Book Review: The Social Media MBA (SMM)


This review was written as part of my Digital Media Module at University

500 words to review a near 300 page book is nigh on impossible. I have decided the best way to quickly review this Social Media 'bible' is to quickly share what I like about the overall structure of the book, before choosing a few highlights that I was particularly inspired by, in the hope that in turn, you will also be inspired to read all 300 pages.

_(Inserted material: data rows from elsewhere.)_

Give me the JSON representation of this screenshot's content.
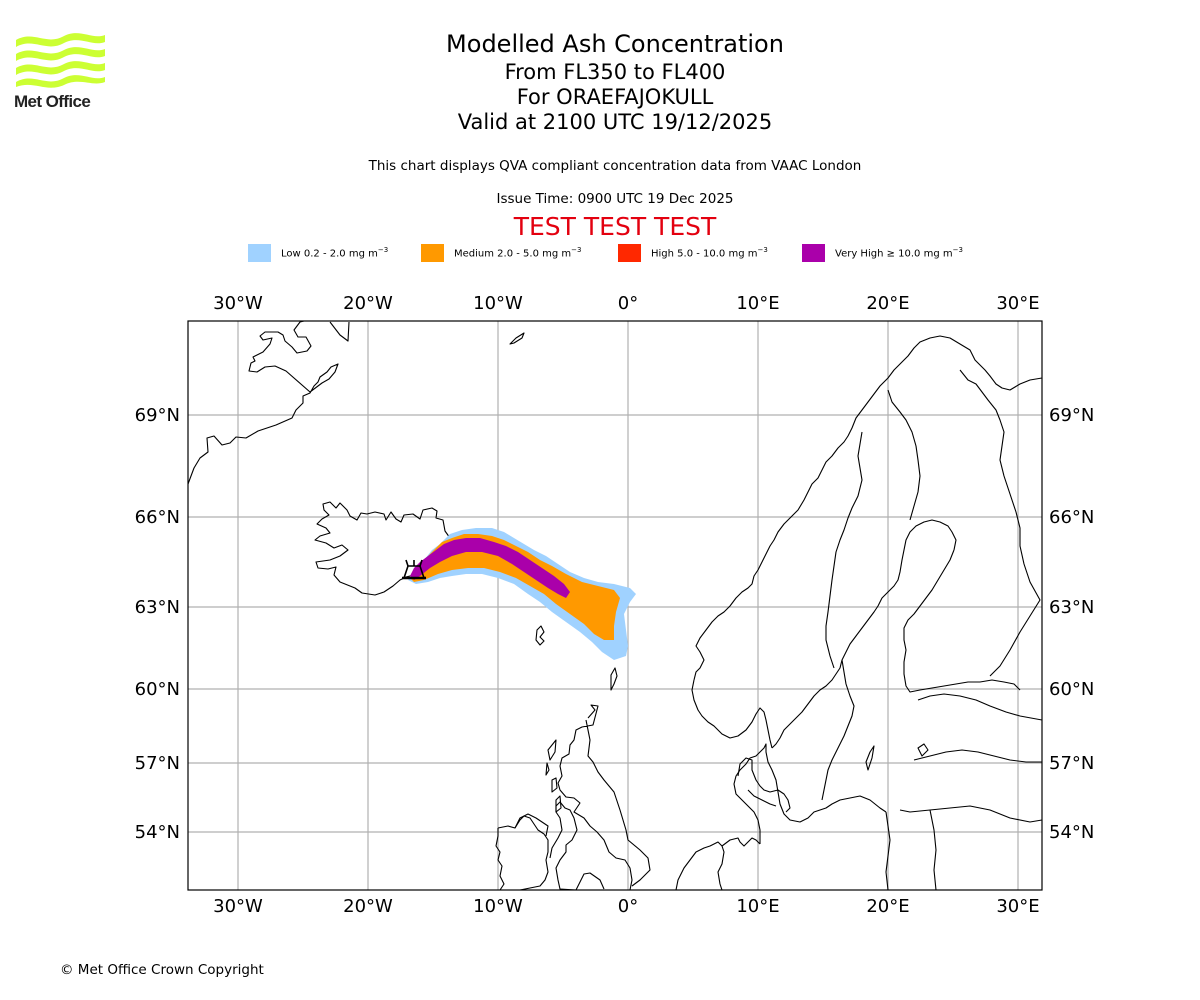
{
  "logo": {
    "brand": "Met Office",
    "icon": "met-office-waves-logo",
    "color": "#ccff33"
  },
  "title": {
    "main": "Modelled Ash Concentration",
    "levels": "From FL350 to FL400",
    "volcano": "For ORAEFAJOKULL",
    "valid": "Valid at 2100 UTC 19/12/2025"
  },
  "description": "This chart displays QVA compliant concentration data from VAAC London",
  "issue_time": "Issue Time: 0900 UTC 19 Dec 2025",
  "test_banner": {
    "text": "TEST TEST TEST",
    "color": "#e3000f"
  },
  "legend": [
    {
      "label": "Low 0.2 - 2.0 mg m",
      "exp": "−3",
      "color": "#a0d2ff"
    },
    {
      "label": "Medium 2.0 - 5.0 mg m",
      "exp": "−3",
      "color": "#ff9900"
    },
    {
      "label": "High 5.0 - 10.0 mg m",
      "exp": "−3",
      "color": "#ff2800"
    },
    {
      "label": "Very High ≥ 10.0 mg m",
      "exp": "−3",
      "color": "#aa00aa"
    }
  ],
  "chart_data": {
    "type": "map",
    "title": "Modelled Ash Concentration",
    "projection": "lat-lon map, North Atlantic / Northern Europe",
    "lon_range": [
      -34,
      32
    ],
    "lat_range": [
      52,
      71
    ],
    "lon_ticks": [
      {
        "value": -30,
        "label": "30°W"
      },
      {
        "value": -20,
        "label": "20°W"
      },
      {
        "value": -10,
        "label": "10°W"
      },
      {
        "value": 0,
        "label": "0°"
      },
      {
        "value": 10,
        "label": "10°E"
      },
      {
        "value": 20,
        "label": "20°E"
      },
      {
        "value": 30,
        "label": "30°E"
      }
    ],
    "lat_ticks": [
      {
        "value": 69,
        "label": "69°N"
      },
      {
        "value": 66,
        "label": "66°N"
      },
      {
        "value": 63,
        "label": "63°N"
      },
      {
        "value": 60,
        "label": "60°N"
      },
      {
        "value": 57,
        "label": "57°N"
      },
      {
        "value": 54,
        "label": "54°N"
      }
    ],
    "grid": true,
    "volcano": {
      "name": "ORAEFAJOKULL",
      "lon": -16.6,
      "lat": 64.0,
      "symbol": "volcano-icon"
    },
    "plume_levels": [
      {
        "name": "Low",
        "range": "0.2 - 2.0 mg m-3",
        "color": "#a0d2ff"
      },
      {
        "name": "Medium",
        "range": "2.0 - 5.0 mg m-3",
        "color": "#ff9900"
      },
      {
        "name": "High",
        "range": "5.0 - 10.0 mg m-3",
        "color": "#ff2800"
      },
      {
        "name": "Very High",
        "range": ">= 10.0 mg m-3",
        "color": "#aa00aa"
      }
    ],
    "plume_extent": {
      "from": {
        "lon": -17,
        "lat": 63.9
      },
      "to": {
        "lon": 0.5,
        "lat": 61.2
      },
      "description": "Plume from Oraefajokull extending east-southeast to near 0° / 61-64°N"
    }
  },
  "footer": {
    "copyright": "© Met Office Crown Copyright"
  }
}
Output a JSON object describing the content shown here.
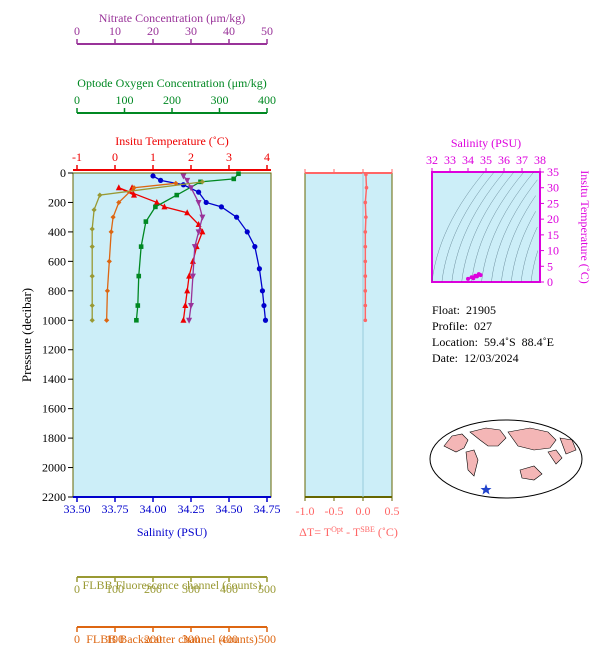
{
  "colors": {
    "nitrate": "#993399",
    "oxygen": "#008822",
    "temperature": "#ee0000",
    "salinity": "#0000cc",
    "fluorescence": "#999933",
    "backscatter": "#dd6611",
    "delta_t": "#ff6666",
    "ts_axis": "#dd00dd",
    "plot_bg": "#cceef8",
    "land": "#f4b6b6",
    "ocean": "#ffffff"
  },
  "float_info": {
    "float": "Float:  21905",
    "profile": "Profile:  027",
    "location": "Location:  59.4˚S  88.4˚E",
    "date": "Date:  12/03/2024"
  },
  "chart_data": [
    {
      "type": "line",
      "panel": "profile",
      "ylabel": "Pressure (decibar)",
      "ylim": [
        2200,
        0
      ],
      "yticks": [
        0,
        200,
        400,
        600,
        800,
        1000,
        1200,
        1400,
        1600,
        1800,
        2000,
        2200
      ],
      "axes": [
        {
          "key": "nitrate",
          "label": "Nitrate Concentration (μm/kg)",
          "lim": [
            0,
            50
          ],
          "ticks": [
            0,
            10,
            20,
            30,
            40,
            50
          ]
        },
        {
          "key": "oxygen",
          "label": "Optode Oxygen Concentration (μm/kg)",
          "lim": [
            0,
            400
          ],
          "ticks": [
            0,
            100,
            200,
            300,
            400
          ]
        },
        {
          "key": "temperature",
          "label": "Insitu Temperature (˚C)",
          "lim": [
            -1,
            4
          ],
          "ticks": [
            -1,
            0,
            1,
            2,
            3,
            4
          ]
        },
        {
          "key": "salinity",
          "label": "Salinity (PSU)",
          "lim": [
            33.5,
            34.75
          ],
          "ticks": [
            33.5,
            33.75,
            34.0,
            34.25,
            34.5,
            34.75
          ],
          "ticklabels": [
            "33.50",
            "33.75",
            "34.00",
            "34.25",
            "34.50",
            "34.75"
          ]
        },
        {
          "key": "fluorescence",
          "label": "FLBB Fluorescence channel (counts)",
          "lim": [
            0,
            500
          ],
          "ticks": [
            0,
            100,
            200,
            300,
            400,
            500
          ]
        },
        {
          "key": "backscatter",
          "label": "FLBB Backscatter channel (counts)",
          "lim": [
            0,
            500
          ],
          "ticks": [
            0,
            100,
            200,
            300,
            400,
            500
          ]
        }
      ],
      "series": [
        {
          "key": "temperature",
          "marker": "triangle",
          "points": [
            [
              0.45,
              100
            ],
            [
              0.5,
              150
            ],
            [
              0.1,
              100
            ],
            [
              1.1,
              200
            ],
            [
              1.3,
              230
            ],
            [
              1.9,
              270
            ],
            [
              2.2,
              350
            ],
            [
              2.3,
              400
            ],
            [
              2.15,
              500
            ],
            [
              2.05,
              600
            ],
            [
              1.95,
              700
            ],
            [
              1.9,
              800
            ],
            [
              1.85,
              900
            ],
            [
              1.8,
              1000
            ]
          ]
        },
        {
          "key": "salinity",
          "marker": "circle",
          "points": [
            [
              34.0,
              20
            ],
            [
              34.05,
              50
            ],
            [
              34.2,
              80
            ],
            [
              34.3,
              130
            ],
            [
              34.35,
              200
            ],
            [
              34.45,
              230
            ],
            [
              34.55,
              300
            ],
            [
              34.62,
              400
            ],
            [
              34.67,
              500
            ],
            [
              34.7,
              650
            ],
            [
              34.72,
              800
            ],
            [
              34.73,
              900
            ],
            [
              34.74,
              1000
            ]
          ]
        },
        {
          "key": "oxygen",
          "marker": "square",
          "points": [
            [
              340,
              5
            ],
            [
              330,
              40
            ],
            [
              260,
              60
            ],
            [
              210,
              150
            ],
            [
              165,
              230
            ],
            [
              145,
              330
            ],
            [
              135,
              500
            ],
            [
              130,
              700
            ],
            [
              128,
              900
            ],
            [
              125,
              1000
            ]
          ]
        },
        {
          "key": "nitrate",
          "marker": "triangle-down",
          "points": [
            [
              28,
              20
            ],
            [
              29,
              50
            ],
            [
              30,
              100
            ],
            [
              32,
              200
            ],
            [
              33,
              300
            ],
            [
              32,
              400
            ],
            [
              31,
              500
            ],
            [
              30.5,
              700
            ],
            [
              30,
              900
            ],
            [
              29.5,
              1000
            ]
          ]
        },
        {
          "key": "fluorescence",
          "marker": "diamond",
          "points": [
            [
              330,
              60
            ],
            [
              60,
              150
            ],
            [
              45,
              250
            ],
            [
              40,
              380
            ],
            [
              40,
              500
            ],
            [
              40,
              700
            ],
            [
              40,
              900
            ],
            [
              40,
              1000
            ]
          ]
        },
        {
          "key": "backscatter",
          "marker": "diamond",
          "points": [
            [
              260,
              70
            ],
            [
              150,
              100
            ],
            [
              110,
              200
            ],
            [
              95,
              300
            ],
            [
              90,
              400
            ],
            [
              85,
              600
            ],
            [
              80,
              800
            ],
            [
              78,
              1000
            ]
          ]
        }
      ]
    },
    {
      "type": "scatter",
      "panel": "delta_t",
      "xlabel": "ΔT= T",
      "xlabel_sup1": "Opt",
      "xlabel_mid": " - T",
      "xlabel_sup2": "SBE",
      "xlabel_end": " (˚C)",
      "xlim": [
        -1.0,
        0.5
      ],
      "xticks": [
        -1.0,
        -0.5,
        0.0,
        0.5
      ],
      "xticklabels": [
        "-1.0",
        "-0.5",
        "0.0",
        "0.5"
      ],
      "ylim": [
        2200,
        0
      ],
      "points": [
        [
          0.05,
          10
        ],
        [
          0.06,
          100
        ],
        [
          0.04,
          200
        ],
        [
          0.05,
          300
        ],
        [
          0.04,
          400
        ],
        [
          0.04,
          500
        ],
        [
          0.04,
          600
        ],
        [
          0.04,
          700
        ],
        [
          0.04,
          800
        ],
        [
          0.04,
          900
        ],
        [
          0.04,
          1000
        ]
      ]
    },
    {
      "type": "scatter",
      "panel": "ts",
      "xlabel": "Salinity (PSU)",
      "ylabel": "Insitu Temperature (˚C)",
      "xlim": [
        32,
        38
      ],
      "xticks": [
        32,
        33,
        34,
        35,
        36,
        37,
        38
      ],
      "ylim": [
        0,
        35
      ],
      "yticks": [
        0,
        5,
        10,
        15,
        20,
        25,
        30,
        35
      ],
      "points": [
        [
          34.0,
          1.0
        ],
        [
          34.2,
          1.5
        ],
        [
          34.4,
          2.0
        ],
        [
          34.6,
          2.5
        ],
        [
          34.7,
          2.2
        ],
        [
          34.3,
          1.2
        ],
        [
          34.5,
          1.8
        ]
      ]
    }
  ]
}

Christer Holloman's book came from a personal frustration of not finding the modern, practical resources needed for his social media research. What I love about this book, is how Holloman has worked with such a collection of professionals, crossing industries, including global perspectives and then rounding the knowledge of with current, relatable and dynamic case studies. 
In his own words, 'Social Media MBA' should be seen as a "refresher" of social media - there's none of the basic, "how to get followers" / "how to write a blog post" - instead there is practical advice on how to implement social media into strategies and ensure that those already on the social media hype, are getting the most out of their efforts.

Chapter 1.
"the benefits of taking a calculated risk to embrace social media as a legitimate business tool are clear and compelling to many companies who have taken the first steps"

The first chapter is all about change. Why companies should embrace social media despite the disruption. In my experience, a lot of people are 'scared' of social media and SMM recognises that "the stakes are high: everything you do should be considered against objectives you can measure" but that you have to see social media as a means of communication, an opportunity to engage with your customers and listen to them. This chapter really recaps the basics, but it is full of compelling arguments that professionals can easily share with their seniors to convince them to get on board with Social Media. 

Chapter 4.
"social media branding efforts have fallen short because of a formidable hurdle: that between a willingness to engage and a willingness to create"

Content is King, and we know it. Using Kanon Vodka as a perfect example of high quality, audience specific content creation, Alex Yenni explores the importance of content, but consistent with the theme of this toolkit book, the six easily digestible "best practices" at the end of the chapter covers authenticity, culture, audience optimisation and measurability. 

Chapter 9.
Continues the topic of measurability as David Marrinan-Hayes examine social media ROI’s more in depth, again through the use of 10 “rules.”
He considers the need to clearly establish the company objectives prior to kick starting a social media campaign and how communicating with audiences rather than pushing products and press releases can garner the most valuable, quality return for businesses. ROI’s and AEV’s are a tricky subject for PR in general so it’s good that SMM suggests ways social media can be measured effectively.


The book comes to a close with several high profile case studies as well as predictions for the future of social media and particularly social media strategies.
I thoroughly enjoyed this book and it has really prepared me for the work experience I have lined up with a social media agency over the summer. It’s a hard drive trying to explain the benefits and extent of social media impact, particularly to those scared of it – but even more so to those that undermine it’s importance and “pass it on to the intern.” The Social Media MBA equips professionals to present substance and enhance their own social media strategies.